Robust Principal Component Analysis: A Median of Means Approach

Debolina Paul,Saptarshi Chakraborty,Swagatam Das
2023-07-20
Abstract:Principal Component Analysis (PCA) is a fundamental tool for data visualization, denoising, and dimensionality reduction. It is widely popular in Statistics, Machine Learning, Computer Vision, and related fields. However, PCA is well-known to fall prey to outliers and often fails to detect the true underlying low-dimensional structure within the dataset. Following the Median of Means (MoM) philosophy, recent supervised learning methods have shown great success in dealing with outlying observations without much compromise to their large sample theoretical properties. This paper proposes a PCA procedure based on the MoM principle. Called the \textbf{M}edian of \textbf{M}eans \textbf{P}rincipal \textbf{C}omponent \textbf{A}nalysis (MoMPCA), the proposed method is not only computationally appealing but also achieves optimal convergence rates under minimal assumptions. In particular, we explore the non-asymptotic error bounds of the obtained solution via the aid of the Rademacher complexities while granting absolutely no assumption on the outlying observations. The derived concentration results are not dependent on the dimension because the analysis is conducted in a separable Hilbert space, and the results only depend on the fourth moment of the underlying distribution in the corresponding norm. The proposal's efficacy is also thoroughly showcased through simulations and real data applications.
Machine Learning,Statistics Theory
What problem does this paper attempt to address?
The main problem this paper attempts to address is the poor performance of Principal Component Analysis (PCA) in the presence of outliers. Specifically, traditional PCA methods are susceptible to the influence of outliers, which prevents them from detecting the true low-dimensional structure in the dataset. To solve this problem, the authors propose a PCA method based on the Median of Means (MoM), called MoMPCA. This method is not only computationally efficient but also achieves optimal convergence rates under minimal assumptions.
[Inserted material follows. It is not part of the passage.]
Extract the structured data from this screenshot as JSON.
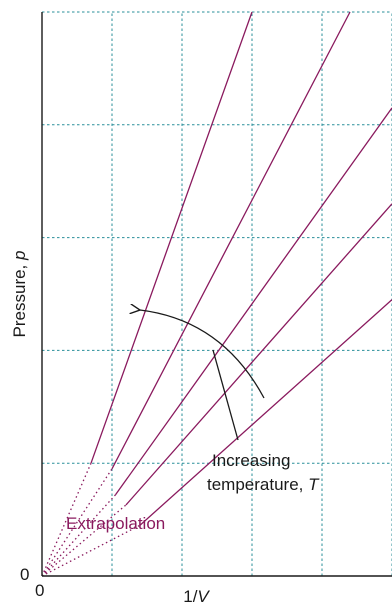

The core contributions of the paper include: 1. Proposing a simple yet efficient framework for robust PCA under the paradigm of the Median of Means. 2. Providing strong theoretical support for finite sample error rates, requiring only the assumption that the data distribution has finite fourth moments. 3. Deriving generalization bounds that are dimension-independent, meaning these error rates are equally applicable to infinite-dimensional Hilbert spaces. 4. Requiring relatively loose conditions on the number of outliers, assuming only that their number is o(N), and making no assumptions about the distribution of outliers, allowing them to be correlated, unbounded, or heavy-tailed. 5. Validating the effectiveness of MoMPCA through experiments on simulated and real datasets, demonstrating its superior performance under various experimental settings.